We were distracted from ordering our dinner by trying to decide what to drink—there are so many beers available on the menu. There’s Guinness on tap, along with a selection of other Irish, international and domestic brews. A total of 76 beers and ales grace the pub’s beer menu.

I had no idea what to expect of the food. The place is in our ‘hood, and we’d been to Taqueros numerous times when it was open, so we thought we’d try it. We didn’t get a chance to sample the entire menu, but we’ll certainly be back because every entrée was delicious; real comfort food. For an appetizer, we shared a truly sinful truffled chicken tart made with wild mushrooms, smoked gouda, cilantro and puff pastry. Delicious! I had the hard cider-braised pork cheeks with apple potato scamp (read buttery mashed potatoes with apple), which was out of this world. The meat was perfectly cooked and literally melted in your mouth, and had a delicious au jus gravy that was perfect. Joseph had flavorful beef medallions, cooked just medium rare, with astoundingly good cheddar gratin, bacon-green pea puree and peppercorn sauce. Once again, a big winner. Our friend enjoyed seared salmon filet with colcannon (a buttery seasoned mix of potatoes and cabbage), cherry tomatoes and beurre blanc sauce. Our friend Vidar, being Norwegian, knows his salmon, and he pronounced it superb. We were way too full for dessert, but I noticed a table nearby having a piece of cake that made my mouth water just to look at it.

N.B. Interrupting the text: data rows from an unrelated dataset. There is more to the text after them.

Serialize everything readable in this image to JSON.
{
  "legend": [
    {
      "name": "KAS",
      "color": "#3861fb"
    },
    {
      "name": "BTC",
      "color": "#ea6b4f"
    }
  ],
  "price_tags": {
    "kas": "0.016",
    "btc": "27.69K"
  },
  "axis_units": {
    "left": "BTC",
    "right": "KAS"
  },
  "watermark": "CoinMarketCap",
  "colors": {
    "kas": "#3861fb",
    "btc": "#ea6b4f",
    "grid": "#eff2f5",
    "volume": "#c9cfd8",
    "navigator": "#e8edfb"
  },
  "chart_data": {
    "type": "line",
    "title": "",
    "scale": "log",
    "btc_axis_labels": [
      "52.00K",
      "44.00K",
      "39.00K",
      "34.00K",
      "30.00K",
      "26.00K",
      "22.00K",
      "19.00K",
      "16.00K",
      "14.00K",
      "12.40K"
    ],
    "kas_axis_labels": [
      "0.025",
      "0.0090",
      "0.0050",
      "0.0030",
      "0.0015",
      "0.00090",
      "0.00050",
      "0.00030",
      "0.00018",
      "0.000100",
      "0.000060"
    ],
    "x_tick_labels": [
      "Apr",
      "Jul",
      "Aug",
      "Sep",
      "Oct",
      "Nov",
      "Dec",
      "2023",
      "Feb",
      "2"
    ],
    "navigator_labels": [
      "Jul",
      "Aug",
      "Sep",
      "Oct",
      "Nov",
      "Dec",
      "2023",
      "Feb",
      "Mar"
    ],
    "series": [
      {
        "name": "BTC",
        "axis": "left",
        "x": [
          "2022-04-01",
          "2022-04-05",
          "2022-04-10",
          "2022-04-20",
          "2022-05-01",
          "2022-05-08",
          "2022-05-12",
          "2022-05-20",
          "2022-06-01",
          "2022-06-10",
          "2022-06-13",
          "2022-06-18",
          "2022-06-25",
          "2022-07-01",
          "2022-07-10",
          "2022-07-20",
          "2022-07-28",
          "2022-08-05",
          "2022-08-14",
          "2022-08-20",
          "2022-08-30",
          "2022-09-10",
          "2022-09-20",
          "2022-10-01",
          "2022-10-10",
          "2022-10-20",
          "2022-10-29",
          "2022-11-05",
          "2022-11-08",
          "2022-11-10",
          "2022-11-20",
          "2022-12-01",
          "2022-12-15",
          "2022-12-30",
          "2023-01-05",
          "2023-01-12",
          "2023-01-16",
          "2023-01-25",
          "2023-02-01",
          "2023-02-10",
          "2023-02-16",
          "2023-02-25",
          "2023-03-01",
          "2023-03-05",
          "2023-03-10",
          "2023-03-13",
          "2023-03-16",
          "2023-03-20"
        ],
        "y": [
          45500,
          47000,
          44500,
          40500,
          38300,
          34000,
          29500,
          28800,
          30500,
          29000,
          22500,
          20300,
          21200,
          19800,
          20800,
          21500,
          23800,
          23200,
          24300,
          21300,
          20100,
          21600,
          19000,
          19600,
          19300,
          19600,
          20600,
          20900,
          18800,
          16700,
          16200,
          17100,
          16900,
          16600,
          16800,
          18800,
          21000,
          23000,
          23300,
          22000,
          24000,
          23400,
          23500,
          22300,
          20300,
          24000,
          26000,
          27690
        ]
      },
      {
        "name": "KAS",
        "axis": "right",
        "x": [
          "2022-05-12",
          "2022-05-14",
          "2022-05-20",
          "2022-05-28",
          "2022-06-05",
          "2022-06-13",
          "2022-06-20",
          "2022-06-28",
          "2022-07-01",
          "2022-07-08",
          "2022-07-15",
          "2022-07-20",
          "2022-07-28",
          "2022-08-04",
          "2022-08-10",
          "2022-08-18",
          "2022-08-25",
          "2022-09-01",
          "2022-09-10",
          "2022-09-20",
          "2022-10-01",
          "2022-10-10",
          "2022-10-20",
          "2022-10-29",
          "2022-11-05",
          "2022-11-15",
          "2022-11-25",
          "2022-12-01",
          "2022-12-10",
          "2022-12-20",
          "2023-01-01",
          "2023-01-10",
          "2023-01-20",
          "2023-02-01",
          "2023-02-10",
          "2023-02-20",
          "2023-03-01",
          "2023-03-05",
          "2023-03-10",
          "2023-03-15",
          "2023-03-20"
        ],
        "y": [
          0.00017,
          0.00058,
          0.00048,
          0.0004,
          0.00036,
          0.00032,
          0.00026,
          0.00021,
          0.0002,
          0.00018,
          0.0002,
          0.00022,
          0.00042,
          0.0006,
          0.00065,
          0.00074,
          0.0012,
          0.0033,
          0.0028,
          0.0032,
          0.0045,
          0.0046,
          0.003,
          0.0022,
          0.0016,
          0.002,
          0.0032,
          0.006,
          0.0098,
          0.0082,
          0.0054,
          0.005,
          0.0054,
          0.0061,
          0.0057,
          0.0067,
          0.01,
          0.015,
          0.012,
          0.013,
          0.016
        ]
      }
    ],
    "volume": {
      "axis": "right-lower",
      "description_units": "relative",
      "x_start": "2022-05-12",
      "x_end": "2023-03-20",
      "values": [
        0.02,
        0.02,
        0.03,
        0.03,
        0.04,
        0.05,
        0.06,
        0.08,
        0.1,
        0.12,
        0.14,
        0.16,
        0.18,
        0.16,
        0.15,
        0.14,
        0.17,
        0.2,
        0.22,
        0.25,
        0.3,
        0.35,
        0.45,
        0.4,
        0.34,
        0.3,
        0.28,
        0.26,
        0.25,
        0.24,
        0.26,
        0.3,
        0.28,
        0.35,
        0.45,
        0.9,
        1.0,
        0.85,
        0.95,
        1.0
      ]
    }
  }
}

The Irish House is open for breakfast, brunch, lunch and dinner, and also has a pretty interesting menu of bar food that includes burgers, bangers and mash, fish and chips, oysters and wings, and is available from 3 p.m. to close.

Opening a seven-day-a-week restaurant that serves food from 7 a.m. until 10 p.m. (they’re closed only from 3 p.m. to 5 p.m.) is a pretty ambitious undertaking for anyone in the restaurant business. But if anybody can do it and make it a success, Chef Matt Murphy—not only a super kitchen talent, but a physical survivor and fighter—can make it happen. He’s well on his way.